To hightlight only within the density curve, we have to use a second density curve. We need to calculate the density as normal, but just before the curve & region are plotted, we should keep only the region we want.
We create our own geom_density_highlight
and override the setup_data
method.
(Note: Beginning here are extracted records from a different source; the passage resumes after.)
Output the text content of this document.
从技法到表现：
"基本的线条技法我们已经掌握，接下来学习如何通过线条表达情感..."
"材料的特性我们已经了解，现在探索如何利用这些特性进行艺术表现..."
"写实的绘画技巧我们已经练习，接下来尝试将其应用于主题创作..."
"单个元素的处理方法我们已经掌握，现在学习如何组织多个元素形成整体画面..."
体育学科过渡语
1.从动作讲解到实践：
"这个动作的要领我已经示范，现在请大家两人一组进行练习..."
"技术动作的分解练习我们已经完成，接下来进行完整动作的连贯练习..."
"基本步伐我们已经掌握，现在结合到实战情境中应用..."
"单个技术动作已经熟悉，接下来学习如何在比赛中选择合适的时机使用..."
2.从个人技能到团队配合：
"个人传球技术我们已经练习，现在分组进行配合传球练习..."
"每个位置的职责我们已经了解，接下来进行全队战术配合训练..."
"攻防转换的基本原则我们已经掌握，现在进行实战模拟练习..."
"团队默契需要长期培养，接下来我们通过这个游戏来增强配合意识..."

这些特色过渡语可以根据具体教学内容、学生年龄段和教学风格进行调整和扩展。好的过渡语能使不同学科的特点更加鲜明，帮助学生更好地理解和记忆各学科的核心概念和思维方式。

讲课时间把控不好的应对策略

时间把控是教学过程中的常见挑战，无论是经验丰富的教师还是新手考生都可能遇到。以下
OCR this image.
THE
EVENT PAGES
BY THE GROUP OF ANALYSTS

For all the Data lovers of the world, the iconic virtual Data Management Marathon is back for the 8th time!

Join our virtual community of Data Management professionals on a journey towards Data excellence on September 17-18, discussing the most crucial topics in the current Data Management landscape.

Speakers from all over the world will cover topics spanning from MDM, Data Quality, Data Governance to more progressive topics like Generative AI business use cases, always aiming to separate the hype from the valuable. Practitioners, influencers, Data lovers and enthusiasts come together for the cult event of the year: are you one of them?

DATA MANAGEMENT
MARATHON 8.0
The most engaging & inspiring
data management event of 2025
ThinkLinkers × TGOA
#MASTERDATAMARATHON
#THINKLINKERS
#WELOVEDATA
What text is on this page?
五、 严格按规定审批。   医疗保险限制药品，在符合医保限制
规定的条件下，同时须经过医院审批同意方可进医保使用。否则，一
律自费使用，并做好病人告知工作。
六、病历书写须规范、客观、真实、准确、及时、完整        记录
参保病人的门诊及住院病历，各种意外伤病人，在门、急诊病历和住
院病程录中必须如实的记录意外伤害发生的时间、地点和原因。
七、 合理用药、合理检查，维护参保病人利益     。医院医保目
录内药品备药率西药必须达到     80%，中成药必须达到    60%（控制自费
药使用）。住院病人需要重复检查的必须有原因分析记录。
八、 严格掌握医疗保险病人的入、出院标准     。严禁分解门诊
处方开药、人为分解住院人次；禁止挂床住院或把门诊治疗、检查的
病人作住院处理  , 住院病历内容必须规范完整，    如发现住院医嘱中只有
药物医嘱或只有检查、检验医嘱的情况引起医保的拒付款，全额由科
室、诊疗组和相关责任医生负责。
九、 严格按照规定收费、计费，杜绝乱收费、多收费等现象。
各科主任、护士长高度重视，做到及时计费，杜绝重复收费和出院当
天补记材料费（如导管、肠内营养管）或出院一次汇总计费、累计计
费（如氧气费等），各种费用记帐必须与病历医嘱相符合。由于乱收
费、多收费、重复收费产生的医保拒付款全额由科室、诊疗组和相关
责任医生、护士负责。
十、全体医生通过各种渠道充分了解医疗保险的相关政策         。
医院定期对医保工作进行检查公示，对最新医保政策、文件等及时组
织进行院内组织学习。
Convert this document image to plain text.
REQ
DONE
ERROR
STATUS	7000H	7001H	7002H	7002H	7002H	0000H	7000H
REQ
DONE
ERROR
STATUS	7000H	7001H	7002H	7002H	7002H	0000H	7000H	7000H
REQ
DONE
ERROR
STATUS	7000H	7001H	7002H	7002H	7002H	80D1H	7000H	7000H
First, we override but do nothing, we only inspect the data to see what we have to work with.
[10]:
# new class
class geom_density_highlight(geom_density):
def setup_data(self, data):
data = super().setup_data(data)
print(data)
return data
region = (40, 60)
(ggplot(df, aes('x'))
+ geom_density()
+ geom_density_highlight(fill='black', alpha=0.5) # new line
+ annotate(geom_vline, xintercept=region)
)
PANEL count density group n scaled x y
0 1 0.519038 0.005139 -1 101 0.519039 0.000000 0.005139 \
1 1 0.522757 0.005176 -1 101 0.522758 0.097752 0.005176
2 1 0.526473 0.005213 -1 101 0.526474 0.195503 0.005213
3 1 0.530187 0.005249 -1 101 0.530188 0.293255 0.005249
4 1 0.533899 0.005286 -1 101 0.533900 0.391007 0.005286
... ... ... ... ... ... ... ... ...
1019 1 0.533899 0.005286 -1 101 0.533900 99.608993 0.005286
1020 1 0.530187 0.005249 -1 101 0.530188 99.706745 0.005249
1021 1 0.526473 0.005213 -1 101 0.526474 99.804497 0.005213
1022 1 0.522757 0.005176 -1 101 0.522758 99.902248 0.005176
1023 1 0.519038 0.005139 -1 101 0.519039 100.000000 0.005139
ymin ymax
0 0 0.005139
1 0 0.005176
2 0 0.005213
3 0 0.005249
4 0 0.005286
... ... ...
1019 0 0.005286
1020 0 0.005249
1021 0 0.005213
1022 0 0.005176
1023 0 0.005139
[1024 rows x 10 columns]

[10]:
<Figure Size: (640 x 480)>
The highlight has filled the whole region, but the printed data suggests that we can limit the rows to those where x
column is within our region.
[11]:
class geom_density_highlight(geom_density):
# new method
def __init__(self, *args, region=(-np.inf, np.inf), **kwargs):
super().__init__(*args, **kwargs)
self.region = region
def setup_data(self, data):
data = super().setup_data(data)
s = f'{self.region[0]} <= x <= {self.region[1]}' # new line
data = data.query(s).reset_index(drop=True) # new line
return data
region = (40, 60)
(ggplot(df, aes('x'))
+ geom_density()
+ geom_density_highlight(region=region, fill='black', alpha=0.5) # modified line
+ annotate(geom_vline, xintercept=region)
)

[11]:
<Figure Size: (640 x 480)>
That is it, but we can make it look better.
[12]:
class geom_density_highlight(geom_density):
def __init__(self, *args, region=(-np.inf, np.inf), **kwargs):
super().__init__(*args, **kwargs)
self.region = region
def setup_data(self, data):
data = super().setup_data(data)
s = f'{self.region[0]} <= x <= {self.region[1]}'
data = data.query(s).reset_index(drop=True)
return data
region = (40, 60)
teal = '#029386'
# Gallery Plot
(ggplot(df, aes('x'))
+ geom_density_highlight(region=region, fill=teal+'88', color='none')
+ geom_density(fill=teal+'44', color=teal, size=.7)
+ annotate(geom_vline, xintercept=region, color=teal, size=.7)
+ theme_tufte()
)

[12]:
<Figure Size: (640 x 480)>
This example was motivated by a question from github user Rishika-Ravindran.